昨年12月に盛大に行われたモン民族の新年のお祝いの様子をお伝えします。
モンの人々のお正月は12月!?
昨年12月7日、モン民族の新年を迎えました。新年といっても西暦のように決まった日付があるわけではなく、その年の秋の穀物の収穫時期や月齢によって元旦が決められます。
年末・年始になるとモン民族の人たちはラオス国内だけでなく海外からも帰省し、家族そろって大晦日や新年を祝います。大晦日の夜には、家族みんなで鶏肉を使った伝統料理を食べ、その年の厄を払い落し、翌年の幸運を祈願します。
町中が大賑わいの2週間!
そして元旦にあたる翌日から2週間ほど続くのがモン民族新年のお祭りです。この期間、シェンクワンの町中は大勢の人出でとても賑やかです。
モン族の女性たちは、きれいにお化粧をして色鮮やかな伝統衣装を身にまといます。衣装にはコインを模した装飾品がついており、女性たちが行き交うたび、町中には「シャンシャン」という高い音が鳴り響きます。
モン民族の新年のお祭りでは、2つの大きな催しものがあります。
ひとつは闘牛観戦。町の中心から少し離れたところに作られた即席の闘牛場では、多くの観客が丘の上から2頭の闘牛の激しい戦いにくぎづけとなり、歓声をあげて楽しみます。
年に1度の貴重な出会い。「ボール投げ遊び」
もうひとつはボール投げ遊び。これは独身の男女しか参加できません。
遊びのルールは簡単です。まず男性と女性がそれぞれ一列に並び、向かい合います。そしてテニスボールぐらいの小さなボールを、会話をしながら投げ合います。このとき、もし向かい合った列の中に好意を持った異性がいれば、その人にボールを何回も投げて「好き」をアピール!相手も自分に好意を持ってくれればボールを投げ返してくれます。そして、お互いの気持ちを確認し合った男女の間で、ボール投げはずっと続きます。
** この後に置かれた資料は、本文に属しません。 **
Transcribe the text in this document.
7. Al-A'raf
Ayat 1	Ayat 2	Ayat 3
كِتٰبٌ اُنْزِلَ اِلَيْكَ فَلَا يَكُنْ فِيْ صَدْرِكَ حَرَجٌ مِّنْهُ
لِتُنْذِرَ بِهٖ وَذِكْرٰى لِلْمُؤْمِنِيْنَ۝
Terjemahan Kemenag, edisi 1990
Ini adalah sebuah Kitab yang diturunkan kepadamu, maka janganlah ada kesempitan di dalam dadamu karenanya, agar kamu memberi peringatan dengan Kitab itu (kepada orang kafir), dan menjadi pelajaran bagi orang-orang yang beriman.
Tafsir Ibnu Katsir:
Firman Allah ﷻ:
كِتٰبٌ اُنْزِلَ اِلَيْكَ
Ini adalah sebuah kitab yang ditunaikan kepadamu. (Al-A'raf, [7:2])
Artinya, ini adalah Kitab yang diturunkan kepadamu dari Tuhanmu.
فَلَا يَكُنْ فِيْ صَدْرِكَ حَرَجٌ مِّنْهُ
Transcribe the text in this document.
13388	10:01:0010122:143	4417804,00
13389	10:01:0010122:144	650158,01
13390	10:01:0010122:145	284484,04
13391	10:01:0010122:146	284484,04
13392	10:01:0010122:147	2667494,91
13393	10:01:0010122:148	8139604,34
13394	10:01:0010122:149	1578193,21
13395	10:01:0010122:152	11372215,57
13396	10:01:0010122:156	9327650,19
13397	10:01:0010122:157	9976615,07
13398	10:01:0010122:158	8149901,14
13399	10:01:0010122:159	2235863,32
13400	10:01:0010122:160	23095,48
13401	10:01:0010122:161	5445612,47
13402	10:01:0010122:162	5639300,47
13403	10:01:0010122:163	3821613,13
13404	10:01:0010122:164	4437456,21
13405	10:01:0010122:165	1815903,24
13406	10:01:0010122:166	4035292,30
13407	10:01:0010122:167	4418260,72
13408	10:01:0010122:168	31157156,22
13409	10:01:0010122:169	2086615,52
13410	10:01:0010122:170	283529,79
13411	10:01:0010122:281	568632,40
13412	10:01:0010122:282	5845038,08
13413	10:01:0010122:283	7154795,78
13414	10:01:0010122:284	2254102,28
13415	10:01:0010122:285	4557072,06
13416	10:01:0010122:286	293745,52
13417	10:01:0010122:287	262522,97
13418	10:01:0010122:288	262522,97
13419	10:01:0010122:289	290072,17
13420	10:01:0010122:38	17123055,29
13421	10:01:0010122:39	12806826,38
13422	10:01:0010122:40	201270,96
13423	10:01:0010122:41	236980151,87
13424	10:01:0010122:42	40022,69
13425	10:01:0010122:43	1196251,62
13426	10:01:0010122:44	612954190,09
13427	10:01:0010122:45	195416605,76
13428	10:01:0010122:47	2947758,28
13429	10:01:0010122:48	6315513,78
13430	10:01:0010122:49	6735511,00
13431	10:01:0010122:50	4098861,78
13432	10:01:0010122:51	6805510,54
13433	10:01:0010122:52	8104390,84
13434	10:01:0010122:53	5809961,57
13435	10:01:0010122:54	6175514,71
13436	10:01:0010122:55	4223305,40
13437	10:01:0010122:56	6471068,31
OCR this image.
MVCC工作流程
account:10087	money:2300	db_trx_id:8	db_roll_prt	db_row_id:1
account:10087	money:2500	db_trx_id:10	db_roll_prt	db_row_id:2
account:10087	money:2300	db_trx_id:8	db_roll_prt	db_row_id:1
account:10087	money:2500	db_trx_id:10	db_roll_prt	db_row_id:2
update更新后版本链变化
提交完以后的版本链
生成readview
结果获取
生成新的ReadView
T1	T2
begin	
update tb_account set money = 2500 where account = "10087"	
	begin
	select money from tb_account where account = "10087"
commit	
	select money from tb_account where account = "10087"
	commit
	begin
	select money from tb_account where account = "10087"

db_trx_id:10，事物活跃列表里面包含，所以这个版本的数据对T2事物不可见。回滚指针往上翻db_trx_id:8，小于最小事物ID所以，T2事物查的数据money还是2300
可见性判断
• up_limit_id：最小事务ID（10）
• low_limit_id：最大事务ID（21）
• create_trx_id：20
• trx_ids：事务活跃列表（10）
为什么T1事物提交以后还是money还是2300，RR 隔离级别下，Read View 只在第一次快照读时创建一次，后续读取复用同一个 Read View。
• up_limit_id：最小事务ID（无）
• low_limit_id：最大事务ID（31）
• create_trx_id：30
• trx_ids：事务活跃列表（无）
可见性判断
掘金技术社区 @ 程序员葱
そう、この遊びはモン民族の若い男女にとっては、年に一度の貴重な「婚活」の場となるのです。実際にボール投げで知り合い、結婚した人たちもたくさんいるそうです。
ちなみに、もしもボールを落としてしまったら、罰ゲームとして、モン民族伝統の歌を歌って踊ったり、自分が身に着けているものをボールを投げてくれた相手にあげなければなりません。もしもラオスでモン民族のボール投げを見かけたら、参加する前にキャッチボールの練習をしておくことをお勧めします。